I did not tell her about them. I had already been rather struck by the curious simplicity of her own speech. Her phrases were at times biblical, though she knew nothing of any religion, and could not have read a bible if she had possessed one.

“And when, as you say, a man and woman love one another, is it customary with you for them to live together for the rest of their lives?”

Dream yawned. I was wearying her.

“It is so strange,” she said, “to have to tell you the things that everybody knows. Also what you ask is so funny. Of course people who love live together. Is not that right?”

I hardly knew what to tell her. She had the innocence of the first garden. After all it may be that the notions of right and wrong which are very properly accepted in my own country are not to be imposed upon every people in every form of civilisation. I did not wish to judge her. I therefore changed the subject.

“This evening, Dream, I want you to take me to that town where you all live. I am going to save you and take you away from this island. To do that I must make a boat or a great raft. I must have men to help me.”

“I will take you there if you wish, but if I do I shall die immediately. Every day and every night the overseeing gods go up and down there. It is well known that I left my work at the loom, and that I am to die. The gods have said I am to die, and what they say always happens.

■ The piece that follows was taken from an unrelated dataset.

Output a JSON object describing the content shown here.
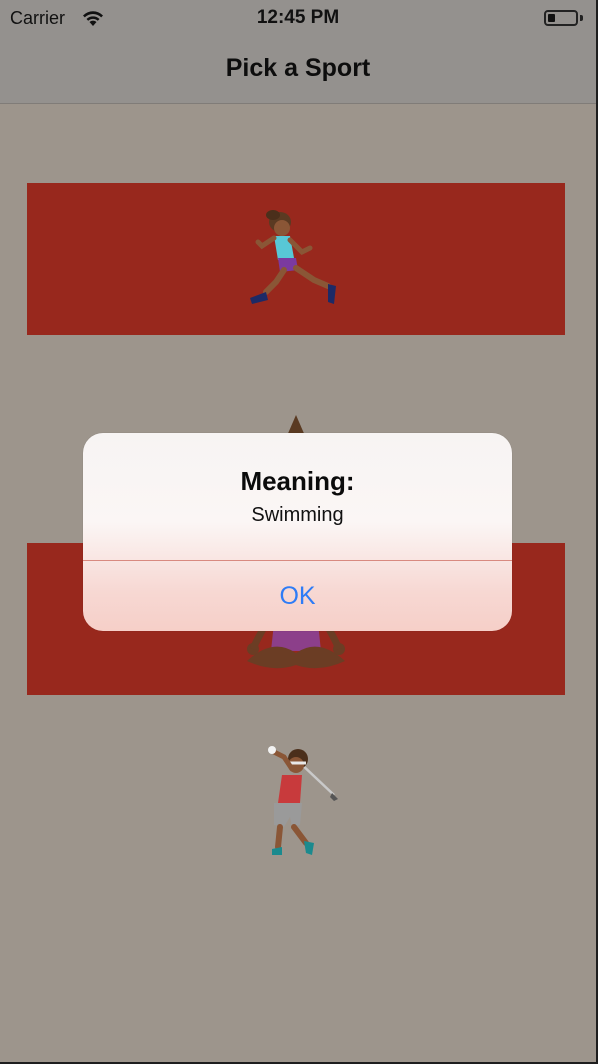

Any one of them who saw me in the town would point at me with his death-rod and I should fall. Still, no one has ever escaped, and as I must die anyhow, I will take you to the town if this gives you pleasure.”

I could not of course hear of this. My first step to secure her safety could not reasonably be a step which would ensure her death. I asked her, however, how these overseeing gods–the police of the town, as I figured it–would recognise her.

“By the pictures,” she said. “They have pictures of every one of us. My picture is put up throughout the town on the walls of houses.”

“I see,” I said. “If I go to the town at all I will go alone. Shall I be in any danger from your people?”

“None. You wear the grey garments. True, you do not walk like a god, and you suffer from short arms, as I do. But would you be safe from the gods themselves?”

“Yes,” I said. “I have something that was given to me to show them. It is a sign that they are not to injure me.”

“Injure?” she echoed. “The gods injure nobody. They kill when it is necessary, but they do not injure. If one has a crooked spine, or if one falls sick, or if one has lived too long, or if one refuses obedience, as I have done, then of course they must die. It is the law. The gods themselves have told us that in the old days our forefathers were beaten or shut up in prisons or their goods were taken away from them. This was called punishment. We are free from all that. We have food and shelter, we have light and warmth, we have times of work and times of play. No one punishes us. That is why it is our duty to love the gods.”